While type 1 diabetes affects the pancreatic cells that produce insulin, people with type 2 diabetes don't properly process the insulin they produce. When insulin binds with receptors on a cell, a transportation mechanism moves to the outside of the cell and, in essence, opens a door for glucose to enter the cell via glucose transporters. Type 2 diabetes disrupts the cell's ability to respond to insulin, making it much more difficult for glucose to enter cells.

Type 2 diabetes affects more than 90 percent of people with diabetes. For reasons largely unknown, type 2 diabetics are unable to effectively use the insulin their bodies produce. This insulin resistance interferes with the conversion of blood sugar into energy, putting type 2 diabetics at greater risk for heart disease, high blood pressure, stroke, kidney disease, nerve damage, amputations and blindness. Should they live long enough, type 2 diabetics eventually become insulin dependent, as are type 1 diabetics.

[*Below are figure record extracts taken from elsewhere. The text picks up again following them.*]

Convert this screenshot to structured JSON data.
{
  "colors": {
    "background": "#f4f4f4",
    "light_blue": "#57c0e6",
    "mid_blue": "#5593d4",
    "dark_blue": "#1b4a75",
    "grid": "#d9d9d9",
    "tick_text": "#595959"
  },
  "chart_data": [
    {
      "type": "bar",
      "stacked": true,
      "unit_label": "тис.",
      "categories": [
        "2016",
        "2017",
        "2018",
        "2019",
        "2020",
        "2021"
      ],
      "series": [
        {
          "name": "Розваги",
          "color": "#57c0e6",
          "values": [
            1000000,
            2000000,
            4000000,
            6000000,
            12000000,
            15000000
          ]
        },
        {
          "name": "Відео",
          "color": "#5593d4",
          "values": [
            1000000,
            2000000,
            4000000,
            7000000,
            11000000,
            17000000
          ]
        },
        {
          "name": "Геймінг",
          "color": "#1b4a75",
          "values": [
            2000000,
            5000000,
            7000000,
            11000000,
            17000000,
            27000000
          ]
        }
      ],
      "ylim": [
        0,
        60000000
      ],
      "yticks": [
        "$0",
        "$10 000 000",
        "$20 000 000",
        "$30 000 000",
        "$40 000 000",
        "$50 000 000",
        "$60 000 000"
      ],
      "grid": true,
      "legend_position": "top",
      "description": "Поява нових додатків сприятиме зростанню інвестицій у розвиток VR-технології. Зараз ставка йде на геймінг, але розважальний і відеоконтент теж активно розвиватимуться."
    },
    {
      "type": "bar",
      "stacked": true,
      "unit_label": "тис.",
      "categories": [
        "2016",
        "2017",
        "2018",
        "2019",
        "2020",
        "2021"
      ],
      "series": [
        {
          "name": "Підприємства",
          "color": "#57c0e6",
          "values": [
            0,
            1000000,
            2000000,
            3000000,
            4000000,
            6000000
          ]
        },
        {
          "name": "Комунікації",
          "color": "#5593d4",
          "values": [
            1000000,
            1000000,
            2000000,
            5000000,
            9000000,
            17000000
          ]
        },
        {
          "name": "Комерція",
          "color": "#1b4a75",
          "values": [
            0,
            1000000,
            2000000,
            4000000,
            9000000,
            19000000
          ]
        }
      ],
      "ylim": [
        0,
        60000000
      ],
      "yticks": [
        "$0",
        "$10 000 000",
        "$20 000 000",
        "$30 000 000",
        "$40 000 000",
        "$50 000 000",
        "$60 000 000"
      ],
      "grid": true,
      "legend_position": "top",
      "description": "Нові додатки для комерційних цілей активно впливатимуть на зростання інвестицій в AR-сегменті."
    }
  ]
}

The role of genetics in the ongoing epidemic of type 2 diabetes is a complex puzzle complicated by the role that genetics plays in another public health epidemic: obesity. The interaction of many genes is associated with the clinical reality that, while about 7 percent of people who are obese develop type 2 diabetes, about 90 percent of those with type 2 diabetes are obese.

"This suggests that, in type 2 diabetics, obesity genes interact with diabetes susceptibility genes to produce the obese/diabetic phenotype that some have termed 'diabesity,'" says Jürgen Naggert, Ph.D., a Jackson Laboratory professor. "Obesity genes alone would only lead to obesity, while diabetes susceptibility genes alone may not cause this overt phenotype."